Does it look something like this:
To burn all of the calories
A must every single day - can’t miss a workout
To keep weight off and to keep from putting weight on
To prove myself
So with those things aside let me ask you this:
What is it about moving your body that you enjoy? ….
I have always had this weird relationship with exercise. Growing up, I was SO bad at sports, I was always picked last for gym class, and I found every excuse in the book to get out of practice for the sport I was involved in. When I decided to do cross country, people laughed at me. And from that point on, I felt like I always had something to prove. So once I discovered endurance sports, that was how I performed.. With an “I’ve got something to prove” attitude.
Because of that, coupled with my disordered eating habits, exercise derived from a place of fear. I always pushed myself past the point of exhaustion because otherwise I felt like a failure, like I wasn't good enough, and that the pounds would start piling otherwise. I competed in races because it gave me a chance to prove myself.
Looking back, there was no deep, positive, connection to my activity.
A few years ago, I started asking myself that same question, “what is it about moving my body that I actually enjoy?” I realized it wasn’t the competition (in fact, competition is what triggered me in all of the worst ways), it wasn’t the structured, balls to the walls exercise regimen, it was how I felt after and more importantly how movement connected me to my body, to nature, and to other people. There is something about moving with no expectations that brings me so much clarity and so much joy.
Today, movement looks so much different. It is not derived from a place of fear but rather from a place of love, from a place of craving joy and connection. It is such a special part of my day that I actually look forward to exercising. And the best part about my movement not coming from a place of fear is that when I am feeling tired, or have an injury, or my plans change, skipping my workout for the day isn’t a monumental thing that completely makes or breaks my mood like it used to.
Getting to this place doesn’t happen overnight, believe me, nor are my thoughts always from a place of love (there are still moments where those fears of proving myself and working out because of something I ate the day before come up) but I have learned to recognize my thought processes, validate the feelings that do arise, and choose to take the path that I know feels right, the one out of love.
So where the heck do you start?
Start by asking yourself that question, “What is it about moving your body that you enjoy?” Maybe it is getting up early in the morning and experiencing the quietness, or the connection with nature, or the camaraderie you get from attending group fitness classes. Pinpoint the pieces of your movement that bring you the most joy, that bring you closer to your connection of self and see what it feels like to make those things your motivators for moving your body, rather than from that place of fear.

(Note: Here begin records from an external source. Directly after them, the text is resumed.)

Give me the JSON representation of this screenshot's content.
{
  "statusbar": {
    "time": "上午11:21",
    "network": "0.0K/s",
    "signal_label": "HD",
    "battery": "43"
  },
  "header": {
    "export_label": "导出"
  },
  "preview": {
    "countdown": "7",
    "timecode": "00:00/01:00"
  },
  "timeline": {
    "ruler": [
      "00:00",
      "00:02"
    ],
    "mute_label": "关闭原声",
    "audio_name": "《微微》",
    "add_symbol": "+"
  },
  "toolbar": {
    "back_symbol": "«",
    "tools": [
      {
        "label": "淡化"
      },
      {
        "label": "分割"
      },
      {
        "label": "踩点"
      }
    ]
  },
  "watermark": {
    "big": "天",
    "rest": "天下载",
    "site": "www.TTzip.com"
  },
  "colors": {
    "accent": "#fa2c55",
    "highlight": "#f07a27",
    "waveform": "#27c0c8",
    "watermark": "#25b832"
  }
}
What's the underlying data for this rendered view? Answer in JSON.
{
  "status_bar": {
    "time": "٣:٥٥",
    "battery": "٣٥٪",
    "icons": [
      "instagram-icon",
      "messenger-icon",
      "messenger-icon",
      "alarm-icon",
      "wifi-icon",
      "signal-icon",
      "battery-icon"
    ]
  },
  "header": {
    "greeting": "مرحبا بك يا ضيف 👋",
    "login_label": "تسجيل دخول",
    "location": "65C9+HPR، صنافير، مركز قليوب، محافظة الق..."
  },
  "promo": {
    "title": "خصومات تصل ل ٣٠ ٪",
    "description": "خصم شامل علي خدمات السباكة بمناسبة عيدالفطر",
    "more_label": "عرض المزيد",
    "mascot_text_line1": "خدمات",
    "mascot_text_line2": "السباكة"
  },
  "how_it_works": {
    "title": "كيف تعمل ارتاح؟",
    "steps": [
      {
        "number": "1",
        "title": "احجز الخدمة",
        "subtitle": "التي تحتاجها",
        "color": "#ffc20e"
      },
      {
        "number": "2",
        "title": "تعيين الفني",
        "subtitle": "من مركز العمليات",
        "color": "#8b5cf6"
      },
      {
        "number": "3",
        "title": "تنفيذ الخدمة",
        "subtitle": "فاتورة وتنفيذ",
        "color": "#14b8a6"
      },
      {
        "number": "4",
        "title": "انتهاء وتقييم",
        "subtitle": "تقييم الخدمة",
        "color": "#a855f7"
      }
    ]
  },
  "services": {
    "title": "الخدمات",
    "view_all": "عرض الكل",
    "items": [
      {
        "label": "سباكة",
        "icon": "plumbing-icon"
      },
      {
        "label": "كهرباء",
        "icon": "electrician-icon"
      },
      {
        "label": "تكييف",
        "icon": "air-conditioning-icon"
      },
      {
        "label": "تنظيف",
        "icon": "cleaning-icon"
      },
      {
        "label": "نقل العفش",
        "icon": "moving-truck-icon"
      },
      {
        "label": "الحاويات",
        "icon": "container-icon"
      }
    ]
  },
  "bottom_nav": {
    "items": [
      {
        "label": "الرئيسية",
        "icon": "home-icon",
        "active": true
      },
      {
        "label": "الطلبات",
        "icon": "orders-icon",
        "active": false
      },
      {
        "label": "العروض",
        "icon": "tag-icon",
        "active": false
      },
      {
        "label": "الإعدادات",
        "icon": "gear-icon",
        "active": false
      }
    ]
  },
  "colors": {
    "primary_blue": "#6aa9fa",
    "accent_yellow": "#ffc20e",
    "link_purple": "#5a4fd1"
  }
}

It’s not going to be perfect (nothing ever will be perfect, nor are you perfect. You can’t screw up. Awesome, right?) and it will not always be easy. But start by just noticing, by getting curious, and by understanding your habits. Validate the feelings that arise (however you are feeling in any given moment is OKAY!) and get clear on what brings you joy. Only then can you start making your decisions out of love rather than fear.
Exercise, fitness, and movement do not have to be scary things. In fact, they can be beautiful, wonderful, life changing things.